Re: [PATCH RESEND] mm/oom_kill: don't kill exiting tasks in oom_kill_memcg_member

From: Haifeng Xu
Date: Tue Mar 14 2023 - 09:32:04 EST




On 2023/3/14 20:00, Michal Hocko wrote:
> On Tue 14-03-23 19:07:27, Haifeng Xu wrote:
>>
>>
>> On 2023/3/14 18:16, Michal Hocko wrote:
>>> On Tue 14-03-23 18:07:42, Haifeng Xu wrote:
>>>>
>>>>
>>>> On 2023/3/14 17:19, Michal Hocko wrote:
>>>>> On Tue 14-03-23 09:11:36, Haifeng Xu wrote:
>>>>>> If oom_group is set, oom_kill_process() invokes oom_kill_memcg_member()
>>>>>> to kill all processes in the memcg. When scanning tasks in memcg, maybe
>>>>>> the provided task is marked as oom victim. Also, some tasks are likely
>>>>>> to release their address space. There is no need to kill the exiting tasks.
>>>>>
>>>>> This doesn't state any actual problem. Could you be more specific? Is
>>>>> this a bug fix, a behavior change or an optimization?
>>>>
>>>>
>>>> 1) oom_kill_process() has inovked __oom_kill_process() to kill the selected victim, but it will be scanned
>>>> in mem_cgroup_scan_tasks(). It's pointless to kill the victim twice.
>>>
>>> Why does that matter though? The purpose of task_will_free_mem in
>>> oom_kill_process is different. It would bail out from a potentially
>>> noisy OOM report when the selected oom victim is expected to terminate
>>> soon. __oom_kill_process called for the whole memcg doesn't aim at
>>> avoiding any oom victims. It merely sends a kill signal too all of them.
>>>
>>
>> except sending kill signals, __oom_kill_process() will do some other work, such as print messeages, traversal all
>> all user processes sharing mm which holds RCU section and so on. So if skip the victim, we don't need those work again
>> and it won't affect the original mechanism. All oom victims are still get killed.
>
> mm sharing among processes is a very rare thing but do not forget that
> task_will_free_mem needs to do the same thing for the same reason.

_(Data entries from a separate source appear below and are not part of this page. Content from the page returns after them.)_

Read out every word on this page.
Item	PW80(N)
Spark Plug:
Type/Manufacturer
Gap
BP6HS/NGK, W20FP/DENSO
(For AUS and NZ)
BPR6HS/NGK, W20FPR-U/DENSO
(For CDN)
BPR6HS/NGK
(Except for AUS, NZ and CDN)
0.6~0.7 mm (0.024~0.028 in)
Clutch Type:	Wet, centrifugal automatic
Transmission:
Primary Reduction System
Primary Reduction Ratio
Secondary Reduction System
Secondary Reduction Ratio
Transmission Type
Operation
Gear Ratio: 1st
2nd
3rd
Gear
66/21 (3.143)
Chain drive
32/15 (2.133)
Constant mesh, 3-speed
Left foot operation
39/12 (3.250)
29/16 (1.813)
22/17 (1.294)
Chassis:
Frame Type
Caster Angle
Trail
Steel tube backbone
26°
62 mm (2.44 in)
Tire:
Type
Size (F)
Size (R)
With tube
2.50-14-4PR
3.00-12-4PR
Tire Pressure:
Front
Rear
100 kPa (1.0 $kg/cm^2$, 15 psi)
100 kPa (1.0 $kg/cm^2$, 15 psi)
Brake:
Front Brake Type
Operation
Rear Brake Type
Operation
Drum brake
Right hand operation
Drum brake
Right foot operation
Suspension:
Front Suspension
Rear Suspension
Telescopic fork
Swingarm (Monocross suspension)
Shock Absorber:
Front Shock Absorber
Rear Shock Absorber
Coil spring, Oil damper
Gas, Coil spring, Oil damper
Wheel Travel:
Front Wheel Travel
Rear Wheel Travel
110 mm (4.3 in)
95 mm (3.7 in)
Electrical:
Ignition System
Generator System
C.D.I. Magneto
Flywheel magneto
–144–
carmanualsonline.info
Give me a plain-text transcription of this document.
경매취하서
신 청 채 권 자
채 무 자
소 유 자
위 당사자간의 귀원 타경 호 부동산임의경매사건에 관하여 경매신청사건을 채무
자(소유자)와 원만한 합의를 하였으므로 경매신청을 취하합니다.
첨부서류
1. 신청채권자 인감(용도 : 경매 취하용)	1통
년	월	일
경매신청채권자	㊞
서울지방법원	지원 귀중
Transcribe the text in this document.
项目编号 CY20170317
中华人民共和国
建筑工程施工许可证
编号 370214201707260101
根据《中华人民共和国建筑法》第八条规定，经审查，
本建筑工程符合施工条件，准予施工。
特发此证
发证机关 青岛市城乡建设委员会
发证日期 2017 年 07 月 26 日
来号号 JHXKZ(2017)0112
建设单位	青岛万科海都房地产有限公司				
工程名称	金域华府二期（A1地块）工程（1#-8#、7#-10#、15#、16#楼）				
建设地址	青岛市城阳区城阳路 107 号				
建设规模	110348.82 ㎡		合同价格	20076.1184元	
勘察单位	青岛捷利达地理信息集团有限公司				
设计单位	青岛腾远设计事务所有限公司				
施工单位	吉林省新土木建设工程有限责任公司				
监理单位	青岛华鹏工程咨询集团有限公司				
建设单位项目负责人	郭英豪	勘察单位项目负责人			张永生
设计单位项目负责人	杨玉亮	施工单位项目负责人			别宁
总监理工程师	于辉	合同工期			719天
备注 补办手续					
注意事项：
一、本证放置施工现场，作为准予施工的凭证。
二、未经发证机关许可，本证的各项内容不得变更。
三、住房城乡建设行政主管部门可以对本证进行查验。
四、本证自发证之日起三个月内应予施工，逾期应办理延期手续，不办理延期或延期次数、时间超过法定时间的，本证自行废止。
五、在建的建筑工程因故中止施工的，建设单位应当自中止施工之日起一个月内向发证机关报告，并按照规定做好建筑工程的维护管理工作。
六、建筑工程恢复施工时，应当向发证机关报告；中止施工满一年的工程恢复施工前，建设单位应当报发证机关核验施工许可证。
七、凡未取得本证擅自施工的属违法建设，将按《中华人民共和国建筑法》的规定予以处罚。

For the victim, __oom_kill_process() traversals all processes in the system whether there some other tasks sharing mm or not.
If skip it, this work can be dropped.

>
>>>> 2) for those exiting processes, reaping them directly is also a faster way to free memory compare with invoking
>>>> __oom_kill_process().
>>>
>>> Is it? What if the terminating task is blocked on lock? Async oom
>>> reaping might release those resources in that case.
>>
>> Yes, the reaping process is asynchronous. I mean we don't need the work mentioned above any more.
>> "reaping them directly" here is that joining the task in oom reaper queue.
>
> I do not follow.
>
> In any case I still do not see any actual justification for the change
> other than "we can do it and it might turn out less expensive". This
> alone is not sufficient, just be explicit, because oom is hardly a fast
> path to optimize every single cpu cycle for. So unless you see an actual
> real life problem that would be behaving much better or even fixed then
> I am not convinced this is a worthwhile change to have.
>

we can also see two same messages("Memory cgroup out of memory: Killed process ***")about the victim.
This seems a little confusing. If skip the victim, only one message was printed.